O ponto alto da película, porém, são os diálogos e discussões dos revolucionários ao tomar a estação estatal de televisão romena. Conscientes do poder dos meios de comunicação, os revolucionários deixam claro a importância que a mídia possui na construção de um discurso e no direcionamento da opinião pública. Ali, os revolucionários de primeira viagem deixam evidente não só as disputas políticas que iam surgindo na medida que o movimento ganhava maior dimensão, como também o improviso e até um certo despreparo dos que se insurgiram contra Ceausescu. Nada mais interessante do que acompanhar o caos evidente nas ações pouco coordenadas, confusas e indefinidas dos inúmeros indivíduos que estão tentando se apropriar da Revolução ao seu modo e tirar proveito pessoal da mesma. Uma verdadeira radiografia de uma revolução, vista de dentro, pelos seus próprios personagens.
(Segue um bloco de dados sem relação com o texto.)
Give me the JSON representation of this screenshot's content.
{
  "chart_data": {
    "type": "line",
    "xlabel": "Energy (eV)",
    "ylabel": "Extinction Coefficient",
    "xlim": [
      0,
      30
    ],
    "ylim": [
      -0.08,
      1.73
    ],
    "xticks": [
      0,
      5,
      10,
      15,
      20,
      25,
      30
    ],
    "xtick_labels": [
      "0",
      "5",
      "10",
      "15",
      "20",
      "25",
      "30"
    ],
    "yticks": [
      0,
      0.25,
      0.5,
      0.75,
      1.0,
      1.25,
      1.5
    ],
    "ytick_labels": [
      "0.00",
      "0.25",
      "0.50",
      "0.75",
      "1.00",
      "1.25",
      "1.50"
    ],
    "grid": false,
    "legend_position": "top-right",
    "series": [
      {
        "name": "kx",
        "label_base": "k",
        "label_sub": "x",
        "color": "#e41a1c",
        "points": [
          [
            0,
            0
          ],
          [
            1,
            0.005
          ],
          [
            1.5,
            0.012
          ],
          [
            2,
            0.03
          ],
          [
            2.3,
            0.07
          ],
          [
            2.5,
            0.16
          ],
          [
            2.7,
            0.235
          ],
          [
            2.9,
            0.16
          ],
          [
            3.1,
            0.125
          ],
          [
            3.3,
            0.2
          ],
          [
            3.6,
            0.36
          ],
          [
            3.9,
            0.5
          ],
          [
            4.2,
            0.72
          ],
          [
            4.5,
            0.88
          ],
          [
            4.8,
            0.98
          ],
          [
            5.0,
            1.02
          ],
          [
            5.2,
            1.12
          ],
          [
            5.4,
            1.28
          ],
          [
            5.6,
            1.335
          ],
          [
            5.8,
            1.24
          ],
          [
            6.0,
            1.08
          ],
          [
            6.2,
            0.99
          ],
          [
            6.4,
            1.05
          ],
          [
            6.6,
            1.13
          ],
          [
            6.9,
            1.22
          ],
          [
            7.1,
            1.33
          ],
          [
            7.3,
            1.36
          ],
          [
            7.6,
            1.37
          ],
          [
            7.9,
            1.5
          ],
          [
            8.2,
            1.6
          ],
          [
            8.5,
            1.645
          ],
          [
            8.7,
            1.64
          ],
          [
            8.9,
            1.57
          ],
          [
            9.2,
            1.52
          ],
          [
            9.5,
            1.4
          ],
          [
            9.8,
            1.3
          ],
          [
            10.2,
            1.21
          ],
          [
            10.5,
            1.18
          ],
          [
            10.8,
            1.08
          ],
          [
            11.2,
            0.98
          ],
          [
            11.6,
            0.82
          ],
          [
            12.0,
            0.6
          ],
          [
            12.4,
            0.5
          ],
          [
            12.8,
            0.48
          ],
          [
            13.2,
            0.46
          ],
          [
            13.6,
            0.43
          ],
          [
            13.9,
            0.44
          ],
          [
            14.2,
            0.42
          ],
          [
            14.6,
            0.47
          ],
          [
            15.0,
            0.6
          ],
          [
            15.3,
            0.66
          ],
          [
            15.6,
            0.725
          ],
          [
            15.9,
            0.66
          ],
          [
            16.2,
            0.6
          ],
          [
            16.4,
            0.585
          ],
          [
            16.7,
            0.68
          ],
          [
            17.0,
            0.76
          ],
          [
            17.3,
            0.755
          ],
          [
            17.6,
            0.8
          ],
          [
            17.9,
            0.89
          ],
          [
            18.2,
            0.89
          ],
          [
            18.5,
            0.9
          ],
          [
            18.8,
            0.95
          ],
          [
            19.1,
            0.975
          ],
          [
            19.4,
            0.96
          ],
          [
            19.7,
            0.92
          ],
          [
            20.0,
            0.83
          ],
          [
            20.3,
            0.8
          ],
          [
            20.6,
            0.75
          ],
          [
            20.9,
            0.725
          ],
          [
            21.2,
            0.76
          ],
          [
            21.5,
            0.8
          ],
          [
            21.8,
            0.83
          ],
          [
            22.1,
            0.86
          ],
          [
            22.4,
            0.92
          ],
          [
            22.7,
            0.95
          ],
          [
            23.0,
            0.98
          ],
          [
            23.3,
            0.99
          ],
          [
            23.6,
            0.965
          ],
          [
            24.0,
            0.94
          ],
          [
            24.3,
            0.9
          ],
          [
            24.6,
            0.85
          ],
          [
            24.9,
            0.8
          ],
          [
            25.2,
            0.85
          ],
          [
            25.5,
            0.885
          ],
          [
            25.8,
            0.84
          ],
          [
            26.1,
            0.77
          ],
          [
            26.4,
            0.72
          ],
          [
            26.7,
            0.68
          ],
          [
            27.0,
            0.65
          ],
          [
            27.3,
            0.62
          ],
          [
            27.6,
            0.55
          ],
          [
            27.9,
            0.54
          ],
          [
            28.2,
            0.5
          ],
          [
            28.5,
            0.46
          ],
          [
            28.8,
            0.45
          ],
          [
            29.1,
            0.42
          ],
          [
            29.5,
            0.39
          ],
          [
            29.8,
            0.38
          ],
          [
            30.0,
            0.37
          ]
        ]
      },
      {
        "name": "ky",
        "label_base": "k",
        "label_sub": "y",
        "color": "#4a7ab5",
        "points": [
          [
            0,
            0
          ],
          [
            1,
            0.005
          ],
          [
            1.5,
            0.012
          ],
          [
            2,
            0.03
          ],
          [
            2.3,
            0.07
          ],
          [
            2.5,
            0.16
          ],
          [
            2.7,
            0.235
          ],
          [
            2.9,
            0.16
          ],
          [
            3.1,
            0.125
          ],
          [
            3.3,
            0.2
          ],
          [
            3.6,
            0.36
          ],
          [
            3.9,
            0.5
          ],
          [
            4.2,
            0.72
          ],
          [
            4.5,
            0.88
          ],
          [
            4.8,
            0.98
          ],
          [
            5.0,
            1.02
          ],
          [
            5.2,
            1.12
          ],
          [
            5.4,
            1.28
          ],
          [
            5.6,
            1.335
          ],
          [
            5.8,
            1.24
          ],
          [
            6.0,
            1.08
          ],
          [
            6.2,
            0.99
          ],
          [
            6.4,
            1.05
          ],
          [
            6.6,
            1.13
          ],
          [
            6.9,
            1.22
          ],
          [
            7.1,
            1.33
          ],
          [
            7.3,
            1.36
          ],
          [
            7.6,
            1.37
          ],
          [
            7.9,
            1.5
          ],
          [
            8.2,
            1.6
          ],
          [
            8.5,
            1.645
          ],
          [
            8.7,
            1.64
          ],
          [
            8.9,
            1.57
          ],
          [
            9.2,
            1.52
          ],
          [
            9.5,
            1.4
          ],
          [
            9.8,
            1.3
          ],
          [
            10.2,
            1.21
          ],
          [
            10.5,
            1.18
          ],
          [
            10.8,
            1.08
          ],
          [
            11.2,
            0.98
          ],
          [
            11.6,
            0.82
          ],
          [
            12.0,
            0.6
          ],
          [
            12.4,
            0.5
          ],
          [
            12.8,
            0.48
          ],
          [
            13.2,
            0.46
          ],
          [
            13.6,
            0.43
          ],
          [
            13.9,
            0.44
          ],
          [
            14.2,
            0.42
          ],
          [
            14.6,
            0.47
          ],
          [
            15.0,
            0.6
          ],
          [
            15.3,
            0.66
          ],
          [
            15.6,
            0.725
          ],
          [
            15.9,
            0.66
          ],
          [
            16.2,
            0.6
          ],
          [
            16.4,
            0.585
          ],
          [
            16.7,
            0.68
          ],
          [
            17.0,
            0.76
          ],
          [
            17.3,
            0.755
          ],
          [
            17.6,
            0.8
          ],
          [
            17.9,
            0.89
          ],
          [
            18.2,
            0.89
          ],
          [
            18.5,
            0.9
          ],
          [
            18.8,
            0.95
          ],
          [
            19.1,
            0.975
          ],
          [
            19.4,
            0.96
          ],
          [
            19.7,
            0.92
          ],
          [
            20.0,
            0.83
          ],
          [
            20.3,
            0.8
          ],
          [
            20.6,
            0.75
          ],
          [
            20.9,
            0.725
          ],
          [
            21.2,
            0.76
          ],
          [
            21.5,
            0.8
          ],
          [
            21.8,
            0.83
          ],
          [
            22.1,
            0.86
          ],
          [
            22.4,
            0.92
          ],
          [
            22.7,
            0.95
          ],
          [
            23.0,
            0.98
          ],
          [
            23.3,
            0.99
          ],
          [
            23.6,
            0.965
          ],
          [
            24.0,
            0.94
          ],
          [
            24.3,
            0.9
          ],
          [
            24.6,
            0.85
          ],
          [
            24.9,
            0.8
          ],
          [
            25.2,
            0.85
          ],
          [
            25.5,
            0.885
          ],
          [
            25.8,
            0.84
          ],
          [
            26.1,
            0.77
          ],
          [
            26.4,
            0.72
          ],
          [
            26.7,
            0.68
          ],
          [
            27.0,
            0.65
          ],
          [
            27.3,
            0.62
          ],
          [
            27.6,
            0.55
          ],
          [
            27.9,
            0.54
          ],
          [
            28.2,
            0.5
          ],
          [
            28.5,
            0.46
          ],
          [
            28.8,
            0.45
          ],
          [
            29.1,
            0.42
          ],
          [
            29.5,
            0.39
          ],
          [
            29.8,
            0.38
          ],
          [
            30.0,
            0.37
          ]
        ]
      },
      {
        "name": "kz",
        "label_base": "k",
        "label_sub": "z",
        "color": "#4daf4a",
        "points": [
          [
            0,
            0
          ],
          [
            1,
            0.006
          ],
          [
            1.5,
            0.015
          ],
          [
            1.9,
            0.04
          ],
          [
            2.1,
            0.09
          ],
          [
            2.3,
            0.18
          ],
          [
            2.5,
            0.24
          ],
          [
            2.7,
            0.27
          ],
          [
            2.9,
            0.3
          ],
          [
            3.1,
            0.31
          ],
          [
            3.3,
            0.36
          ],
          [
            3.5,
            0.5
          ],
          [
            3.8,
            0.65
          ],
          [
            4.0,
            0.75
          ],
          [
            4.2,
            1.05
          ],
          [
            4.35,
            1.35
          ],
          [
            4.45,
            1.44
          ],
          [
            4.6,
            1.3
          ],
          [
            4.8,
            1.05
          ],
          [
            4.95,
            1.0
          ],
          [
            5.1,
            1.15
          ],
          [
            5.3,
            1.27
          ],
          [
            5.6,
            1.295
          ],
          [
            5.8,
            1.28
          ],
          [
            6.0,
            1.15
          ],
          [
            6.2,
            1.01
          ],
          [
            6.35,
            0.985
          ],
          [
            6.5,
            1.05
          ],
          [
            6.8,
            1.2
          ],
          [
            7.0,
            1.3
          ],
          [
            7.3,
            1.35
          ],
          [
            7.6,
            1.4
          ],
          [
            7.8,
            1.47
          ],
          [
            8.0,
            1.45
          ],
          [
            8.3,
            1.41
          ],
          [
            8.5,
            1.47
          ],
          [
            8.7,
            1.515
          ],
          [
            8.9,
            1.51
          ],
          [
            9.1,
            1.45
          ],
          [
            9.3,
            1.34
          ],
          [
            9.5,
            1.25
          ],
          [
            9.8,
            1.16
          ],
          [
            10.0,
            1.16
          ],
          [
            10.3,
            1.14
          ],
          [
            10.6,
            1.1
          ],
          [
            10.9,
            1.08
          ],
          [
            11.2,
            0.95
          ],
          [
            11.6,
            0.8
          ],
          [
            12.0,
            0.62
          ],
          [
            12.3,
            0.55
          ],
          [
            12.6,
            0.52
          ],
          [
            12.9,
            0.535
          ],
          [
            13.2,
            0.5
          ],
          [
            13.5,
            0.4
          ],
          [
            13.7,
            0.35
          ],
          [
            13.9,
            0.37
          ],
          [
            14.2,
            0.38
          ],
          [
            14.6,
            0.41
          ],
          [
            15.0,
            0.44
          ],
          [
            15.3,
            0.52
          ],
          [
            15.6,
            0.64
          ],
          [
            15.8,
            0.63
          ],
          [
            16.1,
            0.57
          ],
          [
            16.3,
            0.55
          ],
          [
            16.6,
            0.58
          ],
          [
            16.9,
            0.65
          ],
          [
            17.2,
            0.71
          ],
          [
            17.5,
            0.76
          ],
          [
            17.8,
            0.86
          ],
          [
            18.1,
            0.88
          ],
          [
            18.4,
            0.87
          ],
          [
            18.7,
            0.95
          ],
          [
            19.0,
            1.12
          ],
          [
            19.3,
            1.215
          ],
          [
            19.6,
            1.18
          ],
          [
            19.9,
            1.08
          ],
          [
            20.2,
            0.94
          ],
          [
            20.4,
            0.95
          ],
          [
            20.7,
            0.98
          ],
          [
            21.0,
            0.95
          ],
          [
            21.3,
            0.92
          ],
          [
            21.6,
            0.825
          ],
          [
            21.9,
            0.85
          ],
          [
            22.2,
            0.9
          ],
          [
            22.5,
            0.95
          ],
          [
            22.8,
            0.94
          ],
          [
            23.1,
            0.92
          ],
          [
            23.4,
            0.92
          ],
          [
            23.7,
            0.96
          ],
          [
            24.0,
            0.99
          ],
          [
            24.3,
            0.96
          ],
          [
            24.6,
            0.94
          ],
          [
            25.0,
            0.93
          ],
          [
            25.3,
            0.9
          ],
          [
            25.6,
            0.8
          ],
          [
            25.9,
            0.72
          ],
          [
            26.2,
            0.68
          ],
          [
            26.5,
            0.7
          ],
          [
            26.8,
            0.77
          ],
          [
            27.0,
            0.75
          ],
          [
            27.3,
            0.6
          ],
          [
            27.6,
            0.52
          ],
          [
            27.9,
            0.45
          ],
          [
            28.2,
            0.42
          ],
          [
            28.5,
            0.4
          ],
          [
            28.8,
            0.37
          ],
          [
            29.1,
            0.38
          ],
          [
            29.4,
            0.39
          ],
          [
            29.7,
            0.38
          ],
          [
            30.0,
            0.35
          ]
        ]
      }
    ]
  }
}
Momento em que os revolucionários tomam conta da emissora de TV.

Ao final do filme, a grande sensação que fica é a de que as filmagens domésticas sobre a Revolução Romena foram um dos primeiros passos da realidade midiática em que nos encontramos. Vivemos em um mundo no qual a História se faz ao vivo, imediatamente e em escala global. Um mundo no qual os meios de comunicação de massa e a circulação de informações ganharam uma dimensão gigantesca, capaz de manipular, apagar e inventar fatos, assim como alçar ao heroísmo, ou relegar à vilania, personagens célebres e indivíduos anônimos. Neste sentido, a Revolução na Romênia foi ímpar justamente por antecipar o que se viu poucos anos depois em eventos como a Guerra do Golfo, a Guerra da Bósnia, os Atentados de 11 de Setembro, além das guerras do Afeganistão e do Iraque. E que ganhou proporções ainda maiores com o advento das redes sociais, cada vez mais decisivas nos rumos políticos da contemporaneidade.

Luís Rafael Araújo Corrêa é professor do Colégio Pedro II e Doutor em História Social pela Universidade Federal Fluminense (UFF). Autor de artigos e livros sobre História, como a obra Feitiço Caboclo: um índio mandingueiro condenado pela Inquisição.